Tuesday, March 1, 2011

Jason - Rushdie - 3/2


In the passage from Pg. 292-3 in which Saleem is becoming aware that his Midnight Children’s Conference is becoming tainted by prejudices which leak from parents into children and seem to obliterate the compassion, curiosity, and innocence a child is supposed to have. It seems to me that the irony or joke here is that kids are presumably acting with adult prejudices when it could just as easily be that prejudices are essentially child-like to begin with. In this situation adults may be portrayed here as overgrown children.
Much of the passage also focuses on Saleem as a kind of humanitarian who believes in the potential of the individual to overcome the dualities that are found throughout society. He wants to create a “third space” so to speak, outside of duality – duality being the thing that most alienates one thing/person/idea from another. Also, Saleem, in a way, shows himself to be a “dreamer,” believing in the power of ideas over the power of things. In this sense, Saleem could also be seen as a kind of spiritual figure, who rejects the material/physical/temporal world. There’s also the clear impression that the Conference, and what Saleem is arguing for, are part of a political discourse. It seems that Saleem’s position calls attention to or satirizes “the plea for reason” or “doing things for the greater good” within the context of a democracy.
Saleem’s ideas are confronted (or at least contrasted) by Shiva’s opposing beliefs in the inherent and inescapable dualities of life, that there is nothing more to living than providing for oneself, and that people are nothing more than things.

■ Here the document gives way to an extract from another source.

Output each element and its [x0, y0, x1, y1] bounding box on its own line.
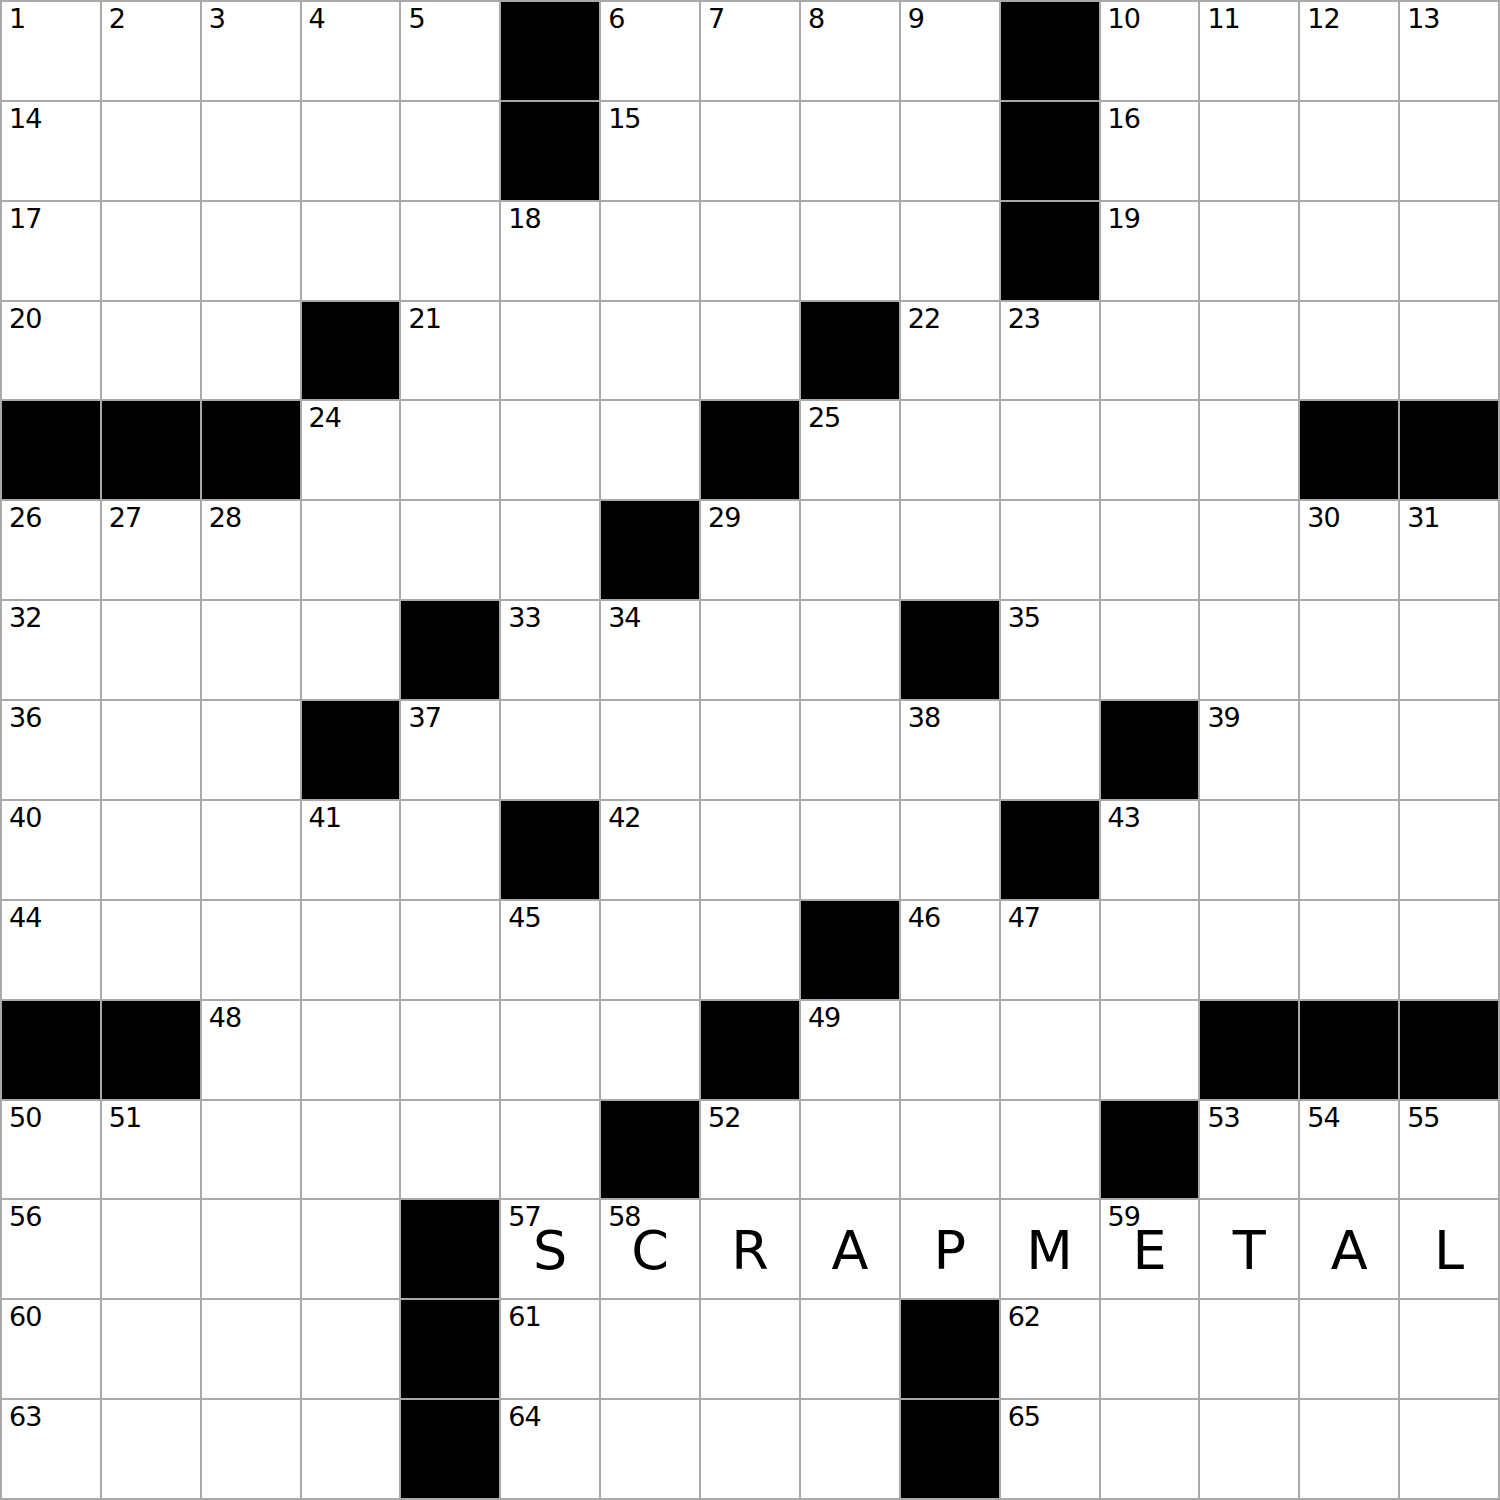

            This passage could also be a metaphor for human nature in general seen through the emerging yin and yang of Saleem’s mind as he comes of age or representative of self-confidence/self-belief versus self-doubt. This interpretation would probably be more applicable to Saleem the Narrator since his perspective is more removed and thus would be one that encompasses both sides of the argument.